The King Blues: Off With Their Heads

  • Dustin Blumhagen posted
  • Reviews

The King Blues

Off With Their Heads - Meatball Records

After a hiatus which saw vocalist ITCH release an album of catchy pop songs, The King Blues have returned to the stage. Following quickly on the heels of their return to the stage, the band have released new material. It seems natural to feel some trepidation toward reunited bands new material. Personally, Refused are one of my favourite bands and “Freedom” is the biggest piece of garbage Dennis Lyxzen has ever been a part of in his various musical ventures. Would The King Blues fall into the same rut, embarrassing their political punk legacy with a blatant cash grab that mimics the downfall of Black Flag?

One of the things which has always made The King Blues special is their ability to experiment with their sound, never settling comfortably in one style, much like fellow Brits, The Clash. This helps the band avoid stagnation, as they have woven elements of ska, reggae, soul and more into their punk sound over the years. Their return follows this format, adding a variety of sounds to the songs.

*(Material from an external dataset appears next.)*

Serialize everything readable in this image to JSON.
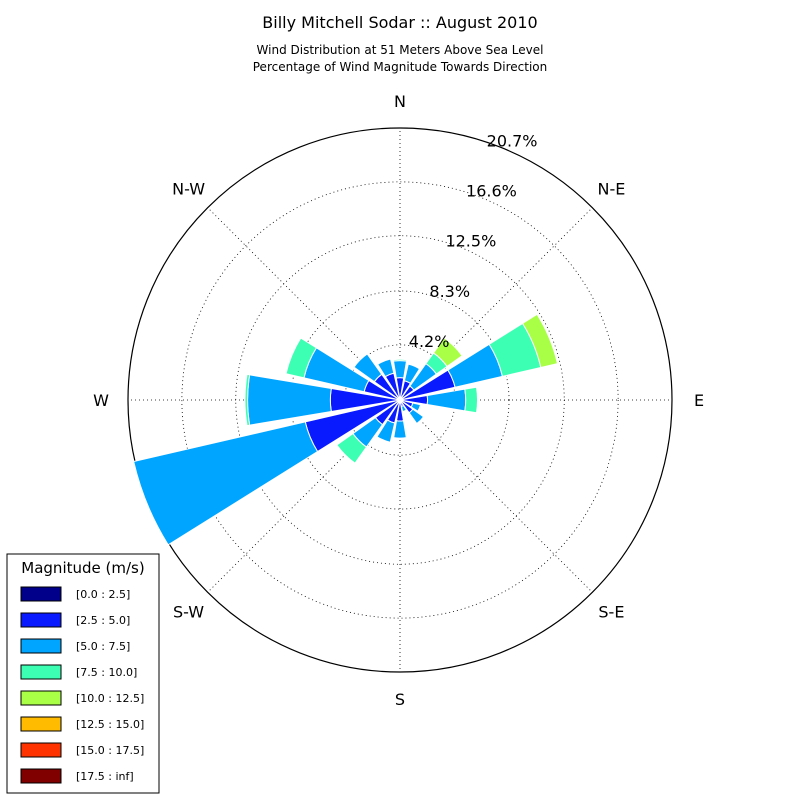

While only clocking at just over 21 minutes, the album is entertaining enough to have warranted double the length.

“Off With Their Heads” starts off with the title track, which is a rambunctious punk offering that is fuelled by ITCH’s vitriolic verses over snarling guitars and gang vocals aplenty. It is a great song and kicks things off with a bang. The band clearly have retained both their energy and political ideology. They may not be as well known as some of their peers, but they should appeal to fans of bands like “Grey Britain”-era Gallows or Star Fucking Hipsters, equal parts snarling punk and artistic musical blend of styles with a heavy political message throughout. On “Starting Fires” they do their best impression of Joe Strummer and friends, with a straightforward old school punk rock song. The tempo slows down for “Poems & Songs,” which features ITCH on ukulele, singing a sweet love song. Rather than derail the album, it manages to meld with their sound well. The band take on garage rock with plenty of swagger on “Opposable Thumbs” and it is a riot. Keeping things interesting, this is followed up with a mellow piano ballad, “Words” and the similarly mellow “Pure Fucking Love.” But the squealing guitars, fist pumping chants and snarling vocals of “Taxi Driver” show that these punks haven’t gone soft. 

Each song stands out clearly on its own terms and the album is better for it. ITCH spits out lines with vitriol, sounding like the bastard son of Johnny Rotten, with a heavy rap influence. As evidenced by his solo release, the other members of The King Blues add a much needed depth to the front man’s work though. This is a collective effort and overall an exciting blend of musical styles from one of England’s most exciting bands.